California case last month holds cell phone use by employee before auto accident does NOT result in employer’s liability

Recent case from last month teaches how careful employees have to be when using their cell phones for work, even after hours, and how employers need to have policies and procedures and insurance to guard against this liability.

In Ayon v. Esquire Deposition Solutions, LLC (2018), the plaintiff was injured in an auto accident by a woman who worked (ironically) as scheduling manager for a court reporter service. At the time of the accident, which was after work hours,

the scheduling manager was on her cell phone with one of her firm’s court reporters. At her trial the plaintiff tried to make the employer responsible for the employee’s accident based on the doctrine of “respondeat superior” which is the law

that makes employers liable for the tortious actions of their employees committed within the scope of their employment.

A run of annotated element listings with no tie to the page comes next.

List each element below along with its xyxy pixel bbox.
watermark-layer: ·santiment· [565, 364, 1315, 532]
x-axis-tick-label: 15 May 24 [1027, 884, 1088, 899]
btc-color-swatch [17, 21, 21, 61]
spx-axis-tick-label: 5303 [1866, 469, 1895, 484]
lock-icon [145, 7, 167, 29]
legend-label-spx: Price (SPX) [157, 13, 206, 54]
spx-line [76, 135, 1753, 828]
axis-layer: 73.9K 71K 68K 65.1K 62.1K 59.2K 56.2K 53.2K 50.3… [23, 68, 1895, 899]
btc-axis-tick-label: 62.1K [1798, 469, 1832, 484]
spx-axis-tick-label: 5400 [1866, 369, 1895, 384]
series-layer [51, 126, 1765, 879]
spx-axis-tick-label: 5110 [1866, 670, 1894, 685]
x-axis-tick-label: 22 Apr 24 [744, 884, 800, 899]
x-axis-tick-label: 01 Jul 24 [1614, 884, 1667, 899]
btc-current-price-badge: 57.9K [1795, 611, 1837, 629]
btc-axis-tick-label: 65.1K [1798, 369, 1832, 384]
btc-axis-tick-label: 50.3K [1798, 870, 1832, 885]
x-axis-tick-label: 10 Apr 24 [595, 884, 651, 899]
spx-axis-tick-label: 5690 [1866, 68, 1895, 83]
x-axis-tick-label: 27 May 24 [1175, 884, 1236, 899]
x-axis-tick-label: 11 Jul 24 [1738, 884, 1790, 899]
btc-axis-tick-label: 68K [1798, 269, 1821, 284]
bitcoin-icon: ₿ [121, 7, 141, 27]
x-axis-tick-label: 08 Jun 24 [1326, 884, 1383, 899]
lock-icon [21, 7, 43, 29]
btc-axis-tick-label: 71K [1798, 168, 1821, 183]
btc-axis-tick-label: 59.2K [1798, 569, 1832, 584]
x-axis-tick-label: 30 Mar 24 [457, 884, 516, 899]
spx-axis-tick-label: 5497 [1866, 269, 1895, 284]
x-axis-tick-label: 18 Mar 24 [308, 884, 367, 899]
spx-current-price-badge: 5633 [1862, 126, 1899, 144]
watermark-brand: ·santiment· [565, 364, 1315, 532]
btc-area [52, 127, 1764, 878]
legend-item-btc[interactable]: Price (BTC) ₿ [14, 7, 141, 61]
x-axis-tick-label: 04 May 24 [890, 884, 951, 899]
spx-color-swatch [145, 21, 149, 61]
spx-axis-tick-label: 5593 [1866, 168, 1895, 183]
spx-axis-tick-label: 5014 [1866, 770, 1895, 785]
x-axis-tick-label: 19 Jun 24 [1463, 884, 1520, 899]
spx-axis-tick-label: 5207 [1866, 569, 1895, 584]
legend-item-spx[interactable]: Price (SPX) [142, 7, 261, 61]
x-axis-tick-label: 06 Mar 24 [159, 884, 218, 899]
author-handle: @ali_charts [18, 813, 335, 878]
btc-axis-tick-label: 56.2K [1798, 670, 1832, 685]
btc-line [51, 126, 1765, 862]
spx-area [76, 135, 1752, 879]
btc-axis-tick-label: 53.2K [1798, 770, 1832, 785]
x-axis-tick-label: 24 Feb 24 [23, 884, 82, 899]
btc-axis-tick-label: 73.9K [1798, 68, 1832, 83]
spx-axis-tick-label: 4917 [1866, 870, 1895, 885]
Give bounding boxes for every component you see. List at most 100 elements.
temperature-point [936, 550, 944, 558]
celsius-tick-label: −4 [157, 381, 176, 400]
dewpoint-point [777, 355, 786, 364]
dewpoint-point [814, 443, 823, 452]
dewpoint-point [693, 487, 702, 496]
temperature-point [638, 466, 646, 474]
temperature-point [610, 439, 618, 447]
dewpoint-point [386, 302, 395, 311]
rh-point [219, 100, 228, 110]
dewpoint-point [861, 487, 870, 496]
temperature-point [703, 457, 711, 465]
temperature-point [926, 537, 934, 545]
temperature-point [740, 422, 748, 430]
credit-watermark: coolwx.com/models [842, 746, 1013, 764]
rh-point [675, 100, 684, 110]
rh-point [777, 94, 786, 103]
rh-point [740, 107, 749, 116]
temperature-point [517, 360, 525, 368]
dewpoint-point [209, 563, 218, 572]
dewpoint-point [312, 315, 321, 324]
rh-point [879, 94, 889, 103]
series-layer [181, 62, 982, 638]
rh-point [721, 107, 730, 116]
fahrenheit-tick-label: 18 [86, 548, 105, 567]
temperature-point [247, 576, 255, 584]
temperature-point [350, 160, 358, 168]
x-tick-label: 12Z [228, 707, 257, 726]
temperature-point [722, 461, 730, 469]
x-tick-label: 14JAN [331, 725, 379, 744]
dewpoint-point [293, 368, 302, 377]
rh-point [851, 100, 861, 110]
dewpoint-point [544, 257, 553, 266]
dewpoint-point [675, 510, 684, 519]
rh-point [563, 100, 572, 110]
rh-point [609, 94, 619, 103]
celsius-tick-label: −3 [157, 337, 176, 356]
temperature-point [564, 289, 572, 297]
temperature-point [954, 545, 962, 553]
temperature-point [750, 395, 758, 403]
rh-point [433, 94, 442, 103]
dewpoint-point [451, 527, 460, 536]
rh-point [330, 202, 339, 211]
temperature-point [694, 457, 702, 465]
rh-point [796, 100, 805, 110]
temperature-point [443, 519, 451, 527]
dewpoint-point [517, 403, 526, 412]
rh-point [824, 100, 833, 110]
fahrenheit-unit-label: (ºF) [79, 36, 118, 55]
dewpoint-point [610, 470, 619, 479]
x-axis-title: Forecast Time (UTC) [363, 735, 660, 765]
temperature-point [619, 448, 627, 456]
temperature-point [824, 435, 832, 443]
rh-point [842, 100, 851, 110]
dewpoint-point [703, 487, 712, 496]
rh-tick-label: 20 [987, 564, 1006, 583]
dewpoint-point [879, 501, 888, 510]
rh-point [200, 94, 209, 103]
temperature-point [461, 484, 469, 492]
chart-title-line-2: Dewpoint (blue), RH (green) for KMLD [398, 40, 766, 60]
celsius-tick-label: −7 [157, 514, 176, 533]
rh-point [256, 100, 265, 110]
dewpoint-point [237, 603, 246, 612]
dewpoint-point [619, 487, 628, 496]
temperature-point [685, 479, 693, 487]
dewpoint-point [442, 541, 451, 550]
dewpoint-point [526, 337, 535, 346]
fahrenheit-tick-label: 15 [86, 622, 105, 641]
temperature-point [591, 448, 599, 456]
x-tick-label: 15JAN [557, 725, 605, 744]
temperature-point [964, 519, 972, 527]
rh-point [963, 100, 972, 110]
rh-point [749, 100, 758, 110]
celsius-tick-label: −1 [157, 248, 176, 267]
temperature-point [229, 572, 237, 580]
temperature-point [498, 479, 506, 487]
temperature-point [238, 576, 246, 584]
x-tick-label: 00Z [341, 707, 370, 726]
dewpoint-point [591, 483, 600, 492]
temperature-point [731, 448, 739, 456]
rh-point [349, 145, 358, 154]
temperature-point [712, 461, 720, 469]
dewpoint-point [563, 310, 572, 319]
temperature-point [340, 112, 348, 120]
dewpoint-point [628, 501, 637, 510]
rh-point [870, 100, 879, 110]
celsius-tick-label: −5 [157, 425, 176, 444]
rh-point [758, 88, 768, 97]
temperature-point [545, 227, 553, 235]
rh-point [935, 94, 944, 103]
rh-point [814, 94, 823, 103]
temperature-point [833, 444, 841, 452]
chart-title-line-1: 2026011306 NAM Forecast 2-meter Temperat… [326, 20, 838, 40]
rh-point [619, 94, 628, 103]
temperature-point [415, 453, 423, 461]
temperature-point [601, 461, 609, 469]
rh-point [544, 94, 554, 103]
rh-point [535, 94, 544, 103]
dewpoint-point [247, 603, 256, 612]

The defense moved for a summary judgment that the employer was NOT liable because the conversation allegedly had NOTHING TO DO WITH WORK. The driver testified in deposition that she and the court reporter with whom she was

speaking on her cell phone at the time of accident were friends. The trial court judge granted summary judgment in favor of the employer.

The appellate court AFFIRMED in a lengthy discussion about vicarious employer liability for the actions of employees, and in particular cell phone use.

The Court said that it may have ruled differently if the plaintiff had been able to offer more proof that the phone call was in fact business related.

LESSON FROM THE CASE: employers can be held liable in certain situations for employees’ cell phone use after hours if it can be shown by sufficient evidence that the call was work related.